Animal life was reduced to a few cranes and some enormous alligators, which basked on the sand in utter indifference to the noisy anathemas heaped on them by the black crew, who yelled again whenever they caught sight of the scaly bodies.
On the day after leaving Las Tablas, we anchored off Ciudad Bolivar, the capital of Guayana, which is the largest state in the Republic of Venezuela. The town was built in 1764, by Mendoza, who named it Santo Tomas de la Nueva Guayana, which was afterwards changed to “Angostura,” and then to its present one, Ciudad Bolivar. Angostura—the Narrows—was a very appropriate name, as here the Orinoco, whose breadth above and below averages about two miles and a half, contracts to less than half a mile.
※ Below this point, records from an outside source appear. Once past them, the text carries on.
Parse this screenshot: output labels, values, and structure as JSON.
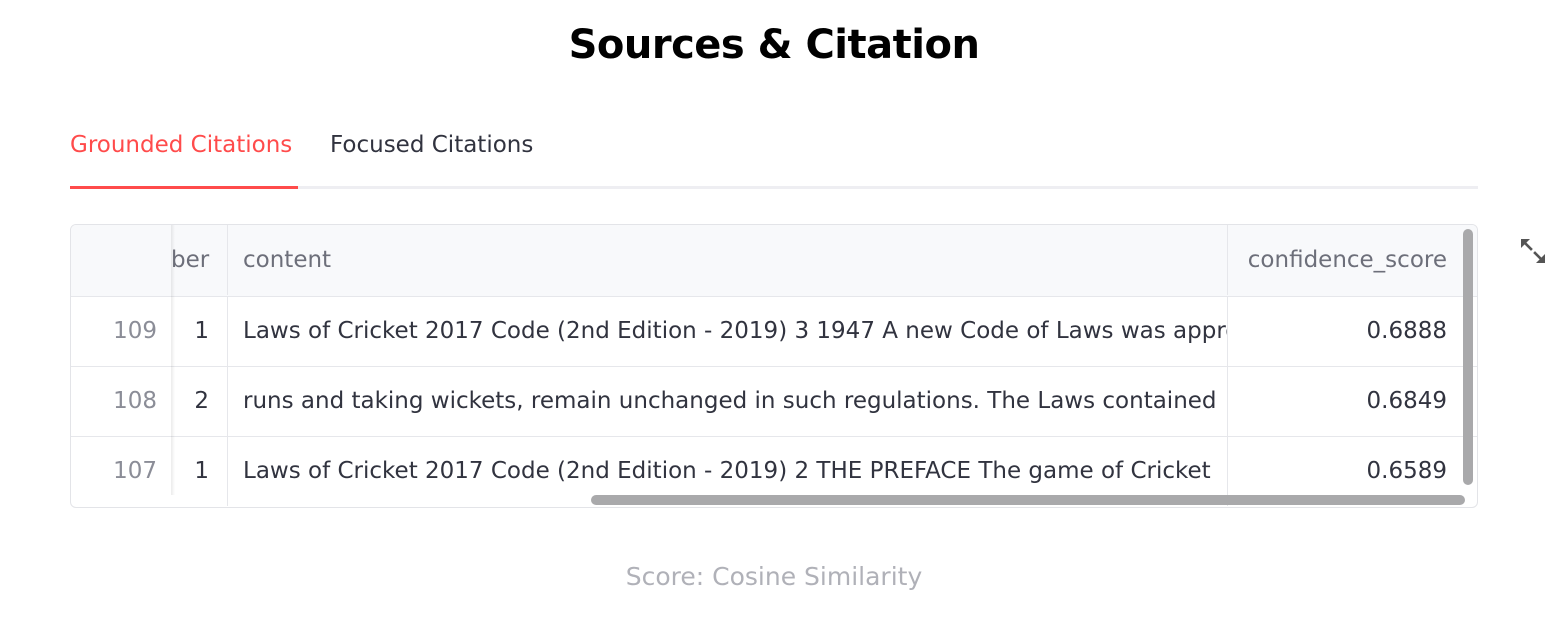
{
  "page": {
    "title": "Sources & Citation",
    "footer": "Score: Cosine Similarity"
  },
  "tabs": [
    {
      "label": "Grounded Citations",
      "active": true
    },
    {
      "label": "Focused Citations",
      "active": false
    }
  ],
  "table": {
    "headers": {
      "index": "",
      "page_number": "ber",
      "content": "content",
      "confidence_score": "confidence_score"
    },
    "rows": [
      {
        "index": "109",
        "page_number": "1",
        "content": "Laws of Cricket 2017 Code (2nd Edition - 2019)    3 1947 A new Code of Laws was appro",
        "confidence_score": "0.6888"
      },
      {
        "index": "108",
        "page_number": "2",
        "content": "runs and taking wickets, remain unchanged in such regulations.  The Laws contained",
        "confidence_score": "0.6849"
      },
      {
        "index": "107",
        "page_number": "1",
        "content": "Laws of Cricket 2017 Code (2nd Edition - 2019)    2 THE PREFACE  The game of Cricket",
        "confidence_score": "0.6589"
      }
    ]
  },
  "icons": {
    "expand": "expand-icon"
  },
  "colors": {
    "accent": "#ff4b4b",
    "text": "#31333f",
    "muted": "#b0b1b8"
  }
}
In the middle of the river stands a famous rock, called “La Piedra del Medio,” which serves as a metre to gauge the rise and fall of the flood, which at its highest rises no less than sixty feet above its summer level. As our visit was during the dry season we had to land in a boat, struggle over a sandy beach, and then clamber up a high bank, whereas in the wet season you step from the vessel on to the Alameda.
From the river the town looks picturesque, as it is situated on a conical hill, with the houses rising in tiers and crowned by the cathedral. The streets are narrow and steep, with the exception of the principal one, which skirts the river, and which is partly shaded by a double row of fine spreading trees called “mamon.” The most prominent building is the market-place, which stands on a rocky eminence overhanging the river.
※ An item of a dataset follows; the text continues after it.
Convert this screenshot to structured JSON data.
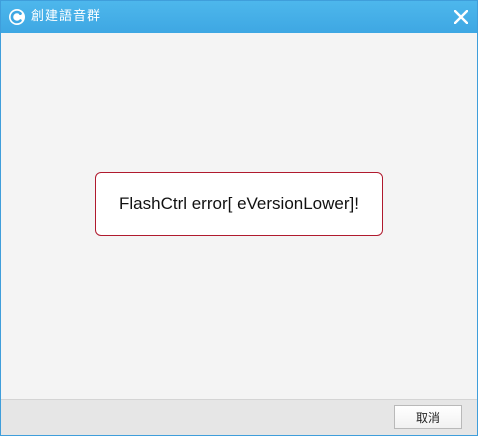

After a strict inspection of our luggage at the Custom House, we went to the only hotel in the town which the two Germans who keep it call “the Club.” Here we found clean rooms without furniture of any kind, but the proprietor promised to give us canvas cots, and, if possible, two chairs. We were glad to sit down to breakfast after our long fast on board the “Heroe,” but alas! the food was almost as bad as that on the steamer, and, as we were informed that it was impossible to cook any dish without garlic, we had to live chiefly on bread during our stay. Some claret that we ordered was so bad that we sent for another and much more expensive brand; finding it equally bad we complained to the servant, who laughingly informed us that it all came out of the same cask.
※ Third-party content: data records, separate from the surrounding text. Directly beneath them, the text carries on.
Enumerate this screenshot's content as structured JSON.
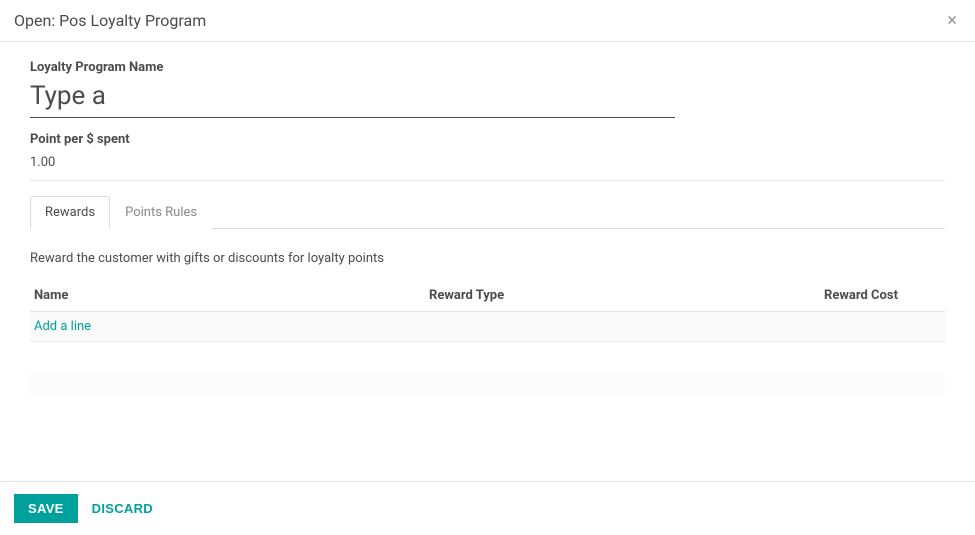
{
  "header": {
    "title": "Open: Pos Loyalty Program"
  },
  "fields": {
    "name_label": "Loyalty Program Name",
    "name_value": "Type a",
    "points_label": "Point per $ spent",
    "points_value": "1.00"
  },
  "tabs": {
    "rewards": "Rewards",
    "points_rules": "Points Rules"
  },
  "rewards": {
    "description": "Reward the customer with gifts or discounts for loyalty points",
    "columns": {
      "name": "Name",
      "type": "Reward Type",
      "cost": "Reward Cost"
    },
    "add_line": "Add a line"
  },
  "footer": {
    "save": "SAVE",
    "discard": "DISCARD"
  }
}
A more uninteresting town than Ciudad Bolivar it is impossible to imagine. In half-an-hour you can see the whole of it, including the cathedral, a bronze statue of “the Liberator”—Bolivar—and a very tall pillar with a small bust of Guzman Blanco—the late President—on the top of it. The cemetery contains the monument of the first Dr. Siegert, of “Angostura Bitters” celebrity, and, when you have seen that and the two above-mentioned statues, you have seen the “lions” of Ciudad Bolivar. Apropos of “Angostura Bitters,” the manufactory is no longer carried on here owing to its exorbitant taxation by the Government, but has been removed to Trinidad.